Monday, September 03, 2007


Venezuelans getting what they voted for...good and hard:

The Venezuelan economy, under the direction of President Hugo Chávez, is starting to unravel in the currency market.

While Venezuela earns record proceeds from oil exports, consumers face shortages of meat, flour and cooking oil. Annual inflation has risen to 16 percent, the highest in Latin America, as Chávez tripled government spending in four years.

Exxon Mobil and ConocoPhillips are pulling out after Chávez demanded that they cede control of joint venture projects.

The bolivar has tumbled 30 percent this year to 4,850 per dollar on the black market, the only place it trades freely because of government controls on foreign exchange. That compares with the official rate of 2,150 per dollar set in 2005.

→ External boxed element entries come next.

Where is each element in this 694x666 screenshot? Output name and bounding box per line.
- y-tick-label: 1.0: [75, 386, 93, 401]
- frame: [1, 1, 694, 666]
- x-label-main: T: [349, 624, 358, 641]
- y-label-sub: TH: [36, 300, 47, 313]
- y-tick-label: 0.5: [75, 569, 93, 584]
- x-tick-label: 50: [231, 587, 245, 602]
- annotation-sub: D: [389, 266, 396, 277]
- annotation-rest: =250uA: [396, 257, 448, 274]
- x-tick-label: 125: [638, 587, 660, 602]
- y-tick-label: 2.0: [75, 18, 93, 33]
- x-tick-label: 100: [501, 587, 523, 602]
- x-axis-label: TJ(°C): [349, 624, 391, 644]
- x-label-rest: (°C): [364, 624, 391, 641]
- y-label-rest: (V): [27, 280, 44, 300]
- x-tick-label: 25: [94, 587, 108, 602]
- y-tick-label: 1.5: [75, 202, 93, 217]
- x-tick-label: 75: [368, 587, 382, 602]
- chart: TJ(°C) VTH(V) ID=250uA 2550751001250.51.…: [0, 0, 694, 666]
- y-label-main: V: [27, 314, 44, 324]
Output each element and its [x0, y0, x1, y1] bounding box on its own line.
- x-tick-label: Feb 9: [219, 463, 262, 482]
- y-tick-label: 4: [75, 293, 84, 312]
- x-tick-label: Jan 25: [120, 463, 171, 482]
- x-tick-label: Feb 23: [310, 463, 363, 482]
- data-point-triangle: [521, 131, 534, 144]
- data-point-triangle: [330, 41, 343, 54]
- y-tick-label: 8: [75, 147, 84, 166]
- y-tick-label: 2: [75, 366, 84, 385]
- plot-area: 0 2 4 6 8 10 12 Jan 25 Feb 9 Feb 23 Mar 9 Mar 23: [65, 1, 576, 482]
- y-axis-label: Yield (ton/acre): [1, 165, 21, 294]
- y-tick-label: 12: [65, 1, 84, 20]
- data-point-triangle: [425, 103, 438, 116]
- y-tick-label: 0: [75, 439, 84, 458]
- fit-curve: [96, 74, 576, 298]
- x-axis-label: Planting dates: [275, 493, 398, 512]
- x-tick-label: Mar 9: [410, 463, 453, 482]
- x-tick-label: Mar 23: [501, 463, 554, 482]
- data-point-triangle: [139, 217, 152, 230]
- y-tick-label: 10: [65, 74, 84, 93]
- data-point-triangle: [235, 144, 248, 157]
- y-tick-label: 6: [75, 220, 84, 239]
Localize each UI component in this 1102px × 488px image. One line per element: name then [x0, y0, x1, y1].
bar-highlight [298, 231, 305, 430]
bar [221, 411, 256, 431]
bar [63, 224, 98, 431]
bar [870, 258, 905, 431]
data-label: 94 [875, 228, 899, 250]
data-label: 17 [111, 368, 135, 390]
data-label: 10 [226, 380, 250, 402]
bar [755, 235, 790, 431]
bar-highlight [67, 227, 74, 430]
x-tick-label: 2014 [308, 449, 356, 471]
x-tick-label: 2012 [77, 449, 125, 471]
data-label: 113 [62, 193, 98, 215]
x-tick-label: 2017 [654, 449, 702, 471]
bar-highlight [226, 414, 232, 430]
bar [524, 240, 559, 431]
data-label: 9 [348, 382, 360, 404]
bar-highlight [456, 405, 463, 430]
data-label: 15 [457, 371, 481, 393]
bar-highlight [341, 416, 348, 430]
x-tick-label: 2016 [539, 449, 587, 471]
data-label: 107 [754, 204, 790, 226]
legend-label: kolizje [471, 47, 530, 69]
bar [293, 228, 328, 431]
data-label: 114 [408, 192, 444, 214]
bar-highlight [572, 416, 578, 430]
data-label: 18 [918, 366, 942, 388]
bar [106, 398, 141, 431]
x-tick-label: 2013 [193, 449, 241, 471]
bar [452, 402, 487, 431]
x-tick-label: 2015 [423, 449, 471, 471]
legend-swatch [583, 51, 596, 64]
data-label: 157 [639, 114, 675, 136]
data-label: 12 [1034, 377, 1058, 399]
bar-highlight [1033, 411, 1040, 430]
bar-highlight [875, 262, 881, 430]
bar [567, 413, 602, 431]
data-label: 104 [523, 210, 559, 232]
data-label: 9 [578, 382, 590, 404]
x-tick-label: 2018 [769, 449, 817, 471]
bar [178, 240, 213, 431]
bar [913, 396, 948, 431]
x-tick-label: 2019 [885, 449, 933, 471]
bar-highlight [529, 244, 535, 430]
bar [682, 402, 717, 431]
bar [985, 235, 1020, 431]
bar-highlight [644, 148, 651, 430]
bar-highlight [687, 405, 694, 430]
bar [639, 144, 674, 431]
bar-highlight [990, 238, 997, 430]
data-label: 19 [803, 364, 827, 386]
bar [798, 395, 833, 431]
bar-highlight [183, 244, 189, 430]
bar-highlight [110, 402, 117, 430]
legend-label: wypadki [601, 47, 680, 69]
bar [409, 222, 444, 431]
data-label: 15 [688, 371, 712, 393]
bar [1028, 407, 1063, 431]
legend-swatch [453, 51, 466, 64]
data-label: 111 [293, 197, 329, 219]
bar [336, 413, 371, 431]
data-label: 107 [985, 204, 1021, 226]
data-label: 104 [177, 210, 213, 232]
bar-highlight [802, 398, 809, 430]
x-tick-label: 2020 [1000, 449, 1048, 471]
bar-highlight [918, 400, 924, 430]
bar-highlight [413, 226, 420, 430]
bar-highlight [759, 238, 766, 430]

....JPMorgan Chase and Merrill Lynch expect Chávez to devalue the bolivar 14 percent in the first quarter of 2008 after he introduces a new currency Jan. 1 that will lop three zeros off all denominations.

....Chávez, an ally of President Fidel Castro of Cuba, weakened the currency 11 percent in 2005.

Chávez imposed restrictions on foreign exchange in 2003 to halt the capital flight that has driven down the bolivar more than 70 percent since he took office in 1999.

....As the gap between the official exchange rate and the black market rate has increased, so has the incentive to exploit rules, like a regulation that allows people to spend $5,000 a year on their credit cards while traveling abroad.

Some Venezuelans travel to nearby Curaçao, where they buy $5,000 of casino poker chips with their credit cards, exchange the chips for cash and then sell the dollars on the black market back in Caracas.